Oversight and auditing
Dacar also raised concern with how the WLSB reviews information, noting that the brand had been used and G-forms, with the correct address, were sent to the office multiple times after their brand had been sold.
“What do you do with the G-forms?” asked Dacar. “We sold livestock 12 times in 2011 with the correct address on the South Dakota forms, and six times after our brand was purchased, not knowing that we no longer owned the muleshoe brand.”
Senator Ogden Driskill, who was contacted by the Dacar family, said, “It is pretty obvious that things are not being crosschecked on addresses, and it needs to be dealt with administratively.”
Driskill added, “Brand abandonment should be made public knowledge. The way it is right now it is almost a secret. If it would have been made more public prior to the abandonment, it would have been better.”
Romsa noted that G-forms are supposed to be checked by the district supervisors against the brand book, and, in this case, the employee made the assumption that the brand was renewed.
“At the Cheyenne office, we pick one district a year to go through audits, but forms are supposed to go through the district supervisors,” added Romsa. “Brand inspectors are also supposed to work their books monthly.”
“The only time we ever got any response is when we contacted two board members and our Senator, who responded to the issues and tried to help us in the right direction,” said Dacar. “All of this comes back to the board.”
Dacar added that, with surveillance of paper work by competent office staff, much of his family’s situation could have been avoided.

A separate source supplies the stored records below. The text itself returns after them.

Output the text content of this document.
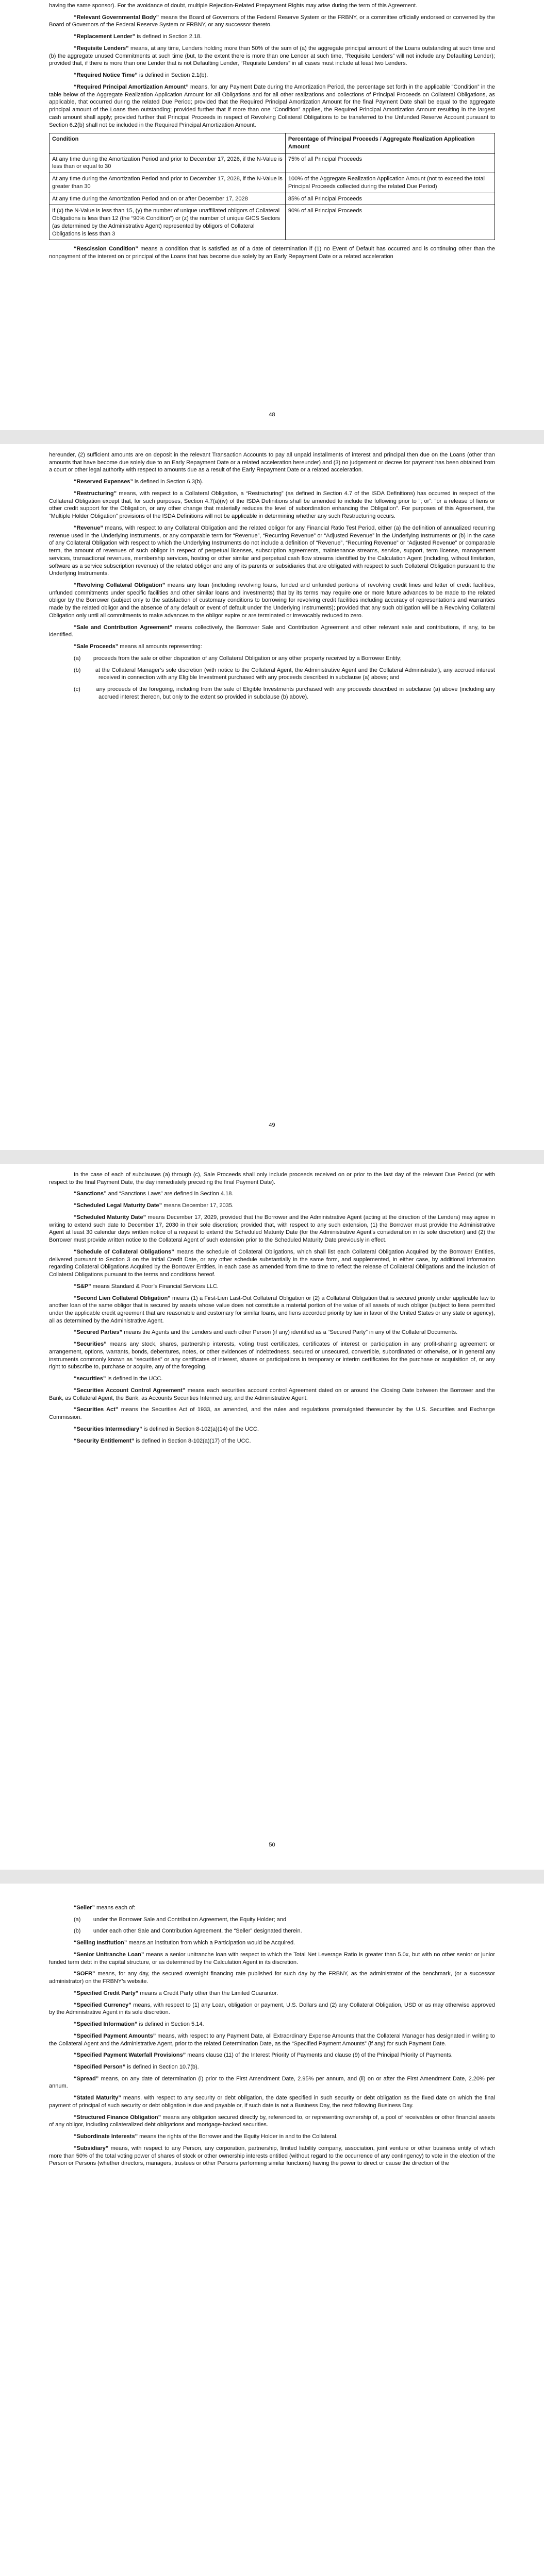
having the same sponsor). For the avoidance of doubt, multiple Rejection-Related Prepayment Rights may arise during the term of this Agreement.

“Relevant Governmental Body” means the Board of Governors of the Federal Reserve System or the FRBNY, or a committee officially endorsed or convened by the Board of Governors of the Federal Reserve System or FRBNY, or any successor thereto.

“Replacement Lender” is defined in Section 2.18.

“Requisite Lenders” means, at any time, Lenders holding more than 50% of the sum of (a) the aggregate principal amount of the Loans outstanding at such time and (b) the aggregate unused Commitments at such time (but, to the extent there is more than one Lender at such time, “Requisite Lenders” will not include any Defaulting Lender); provided that, if there is more than one Lender that is not Defaulting Lender, “Requisite Lenders” in all cases must include at least two Lenders.

“Required Notice Time” is defined in Section 2.1(b).

“Required Principal Amortization Amount” means, for any Payment Date during the Amortization Period, the percentage set forth in the applicable “Condition” in the table below of the Aggregate Realization Application Amount for all Obligations and for all other realizations and collections of Principal Proceeds on Collateral Obligations, as applicable, that occurred during the related Due Period; provided that the Required Principal Amortization Amount for the final Payment Date shall be equal to the aggregate principal amount of the Loans then outstanding; provided further that if more than one “Condition” applies, the Required Principal Amortization Amount resulting in the largest cash amount shall apply; provided further that Principal Proceeds in respect of Revolving Collateral Obligations to be transferred to the Unfunded Reserve Account pursuant to Section 6.2(b) shall not be included in the Required Principal Amortization Amount.

Condition	Percentage of Principal Proceeds / Aggregate Realization Application Amount
At any time during the Amortization Period and prior to December 17, 2026, if the N-Value is less than or equal to 30	75% of all Principal Proceeds
At any time during the Amortization Period and prior to December 17, 2028, if the N-Value is greater than 30	100% of the Aggregate Realization Application Amount (not to exceed the total Principal Proceeds collected during the related Due Period)
At any time during the Amortization Period and on or after December 17, 2028	85% of all Principal Proceeds
If (x) the N-Value is less than 15, (y) the number of unique unaffiliated obligors of Collateral Obligations is less than 12 (the “90% Condition”) or (z) the number of unique GICS Sectors (as determined by the Administrative Agent) represented by obligors of Collateral Obligations is less than 3	90% of all Principal Proceeds

“Rescission Condition” means a condition that is satisfied as of a date of determination if (1) no Event of Default has occurred and is continuing other than the nonpayment of the interest on or principal of the Loans that has become due solely by an Early Repayment Date or a related acceleration

48

hereunder, (2) sufficient amounts are on deposit in the relevant Transaction Accounts to pay all unpaid installments of interest and principal then due on the Loans (other than amounts that have become due solely due to an Early Repayment Date or a related acceleration hereunder) and (3) no judgement or decree for payment has been obtained from a court or other legal authority with respect to amounts due as a result of the Early Repayment Date or a related acceleration.

“Reserved Expenses” is defined in Section 6.3(b).

“Restructuring” means, with respect to a Collateral Obligation, a “Restructuring” (as defined in Section 4.7 of the ISDA Definitions) has occurred in respect of the Collateral Obligation except that, for such purposes, Section 4.7(a)(iv) of the ISDA Definitions shall be amended to include the following prior to “; or”: “or a release of liens or other credit support for the Obligation, or any other change that materially reduces the level of subordination enhancing the Obligation”. For purposes of this Agreement, the “Multiple Holder Obligation” provisions of the ISDA Definitions will not be applicable in determining whether any such Restructuring occurs.

“Revenue” means, with respect to any Collateral Obligation and the related obligor for any Financial Ratio Test Period, either (a) the definition of annualized recurring revenue used in the Underlying Instruments, or any comparable term for “Revenue”, “Recurring Revenue” or “Adjusted Revenue” in the Underlying Instruments or (b) in the case of any Collateral Obligation with respect to which the Underlying Instruments do not include a definition of “Revenue”, “Recurring Revenue” or “Adjusted Revenue” or comparable term, the amount of revenues of such obligor in respect of perpetual licenses, subscription agreements, maintenance streams, service, support, term license, management services, transactional revenues, membership services, hosting or other similar and perpetual cash flow streams identified by the Calculation Agent (including, without limitation, software as a service subscription revenue) of the related obligor and any of its parents or subsidiaries that are obligated with respect to such Collateral Obligation pursuant to the Underlying Instruments.

“Revolving Collateral Obligation” means any loan (including revolving loans, funded and unfunded portions of revolving credit lines and letter of credit facilities, unfunded commitments under specific facilities and other similar loans and investments) that by its terms may require one or more future advances to be made to the related obligor by the Borrower (subject only to the satisfaction of customary conditions to borrowing for revolving credit facilities including accuracy of representations and warranties made by the related obligor and the absence of any default or event of default under the Underlying Instruments); provided that any such obligation will be a Revolving Collateral Obligation only until all commitments to make advances to the obligor expire or are terminated or irrevocably reduced to zero.

“Sale and Contribution Agreement” means collectively, the Borrower Sale and Contribution Agreement and other relevant sale and contributions, if any, to be identified.

“Sale Proceeds” means all amounts representing:

(a)        proceeds from the sale or other disposition of any Collateral Obligation or any other property received by a Borrower Entity;

(b)        at the Collateral Manager’s sole discretion (with notice to the Collateral Agent, the Administrative Agent and the Collateral Administrator), any accrued interest received in connection with any Eligible Investment purchased with any proceeds described in subclause (a) above; and

(c)        any proceeds of the foregoing, including from the sale of Eligible Investments purchased with any proceeds described in subclause (a) above (including any accrued interest thereon, but only to the extent so provided in subclause (b) above).

49

In the case of each of subclauses (a) through (c), Sale Proceeds shall only include proceeds received on or prior to the last day of the relevant Due Period (or with respect to the final Payment Date, the day immediately preceding the final Payment Date).

“Sanctions” and “Sanctions Laws” are defined in Section 4.18.

“Scheduled Legal Maturity Date” means December 17, 2035.

“Scheduled Maturity Date” means December 17, 2029, provided that the Borrower and the Administrative Agent (acting at the direction of the Lenders) may agree in writing to extend such date to December 17, 2030 in their sole discretion; provided that, with respect to any such extension, (1) the Borrower must provide the Administrative Agent at least 30 calendar days written notice of a request to extend the Scheduled Maturity Date (for the Administrative Agent’s consideration in its sole discretion) and (2) the Borrower must provide written notice to the Collateral Agent of such extension prior to the Scheduled Maturity Date previously in effect.

“Schedule of Collateral Obligations” means the schedule of Collateral Obligations, which shall list each Collateral Obligation Acquired by the Borrower Entities, delivered pursuant to Section 3 on the Initial Credit Date, or any other schedule substantially in the same form, and supplemented, in either case, by additional information regarding Collateral Obligations Acquired by the Borrower Entities, in each case as amended from time to time to reflect the release of Collateral Obligations and the inclusion of Collateral Obligations pursuant to the terms and conditions hereof.

“S&P” means Standard & Poor’s Financial Services LLC.

“Second Lien Collateral Obligation” means (1) a First-Lien Last-Out Collateral Obligation or (2) a Collateral Obligation that is secured priority under applicable law to another loan of the same obligor that is secured by assets whose value does not constitute a material portion of the value of all assets of such obligor (subject to liens permitted under the applicable credit agreement that are reasonable and customary for similar loans, and liens accorded priority by law in favor of the United States or any state or agency), all as determined by the Administrative Agent.

“Secured Parties” means the Agents and the Lenders and each other Person (if any) identified as a “Secured Party” in any of the Collateral Documents.

“Securities” means any stock, shares, partnership interests, voting trust certificates, certificates of interest or participation in any profit-sharing agreement or arrangement, options, warrants, bonds, debentures, notes, or other evidences of indebtedness, secured or unsecured, convertible, subordinated or otherwise, or in general any instruments commonly known as “securities” or any certificates of interest, shares or participations in temporary or interim certificates for the purchase or acquisition of, or any right to subscribe to, purchase or acquire, any of the foregoing.

“securities” is defined in the UCC.

“Securities Account Control Agreement” means each securities account control Agreement dated on or around the Closing Date between the Borrower and the Bank, as Collateral Agent, the Bank, as Accounts Securities Intermediary, and the Administrative Agent.

“Securities Act” means the Securities Act of 1933, as amended, and the rules and regulations promulgated thereunder by the U.S. Securities and Exchange Commission.

“Securities Intermediary” is defined in Section 8-102(a)(14) of the UCC.

“Security Entitlement” is defined in Section 8-102(a)(17) of the UCC.

50

“Seller” means each of:

(a)        under the Borrower Sale and Contribution Agreement, the Equity Holder; and

(b)        under each other Sale and Contribution Agreement, the “Seller” designated therein.

“Selling Institution” means an institution from which a Participation would be Acquired.

“Senior Unitranche Loan” means a senior unitranche loan with respect to which the Total Net Leverage Ratio is greater than 5.0x, but with no other senior or junior funded term debt in the capital structure, or as determined by the Calculation Agent in its discretion.

“SOFR” means, for any day, the secured overnight financing rate published for such day by the FRBNY, as the administrator of the benchmark, (or a successor administrator) on the FRBNY’s website.

“Specified Credit Party” means a Credit Party other than the Limited Guarantor.

“Specified Currency” means, with respect to (1) any Loan, obligation or payment, U.S. Dollars and (2) any Collateral Obligation, USD or as may otherwise approved by the Administrative Agent in its sole discretion.

“Specified Information” is defined in Section 5.14.

“Specified Payment Amounts” means, with respect to any Payment Date, all Extraordinary Expense Amounts that the Collateral Manager has designated in writing to the Collateral Agent and the Administrative Agent, prior to the related Determination Date, as the “Specified Payment Amounts” (if any) for such Payment Date.

“Specified Payment Waterfall Provisions” means clause (11) of the Interest Priority of Payments and clause (9) of the Principal Priority of Payments.

“Specified Person” is defined in Section 10.7(b).

“Spread” means, on any date of determination (i) prior to the First Amendment Date, 2.95% per annum, and (ii) on or after the First Amendment Date, 2.20% per annum.

“Stated Maturity” means, with respect to any security or debt obligation, the date specified in such security or debt obligation as the fixed date on which the final payment of principal of such security or debt obligation is due and payable or, if such date is not a Business Day, the next following Business Day.

“Structured Finance Obligation” means any obligation secured directly by, referenced to, or representing ownership of, a pool of receivables or other financial assets of any obligor, including collateralized debt obligations and mortgage-backed securities.

“Subordinate Interests” means the rights of the Borrower and the Equity Holder in and to the Collateral.

“Subsidiary” means, with respect to any Person, any corporation, partnership, limited liability company, association, joint venture or other business entity of which more than 50% of the total voting power of shares of stock or other ownership interests entitled (without regard to the occurrence of any contingency) to vote in the election of the Person or Persons (whether directors, managers, trustees or other Persons performing similar functions) having the power to direct or cause the direction of the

To address some of the concerns of the Dacar family and correct some of the potential problems with the brand program, Romsa outlined a series of changes to statutes and WLSB rules proposed by WLSB staff members and as a result of comments received.
“Brands must be recorded within 60 days of expiration,” says Romsa. “If that doesn’t happen, it will be declared abandoned.”
One change includes the addition of language that requires a letter be sent to brand owners who have not renewed their brand by March 1, notifying them of the law and that is has been abandoned. Clarifying language is also included in the changes.
“We will continue to work on developing policy in conjunction with the industry to work on problems that may be pointed out,” commented Barlow. “It is my hope that we can come to some kind of understanding and ask for your assistance in fixing the problems.”
The Dacars’ dilemma
Jim and Roxie Dacar unknowingly abandoned their brand in 2011 when they didn’t receive notices that it was about to expire. The Dacars acknowledge that the Wyoming Livestock Board (WLSB) has their correct address, as is evidenced by correspondence received by the family as far back as 2006, as well as information provided on G-forms, which are required for out-of-state sales.
After the March 1 abandonment of their brand, the brand was purchased the following August.
“When we sold cattle on Jan. 6, 2012, we first learned about no longer owning the Muleshoe Ranch brand,” said Jim Dacar at the April 24 WLSB meeting.
The Dacars made multiple attempts to recover the brand, including an offer of $5,000, and ultimately purchased the muleshoe brand from the buyer for $10,000.
The Dacar family presented the WLSB with a bill for the cost of recovering their brand, and the board will take the issue under consideration at a later date.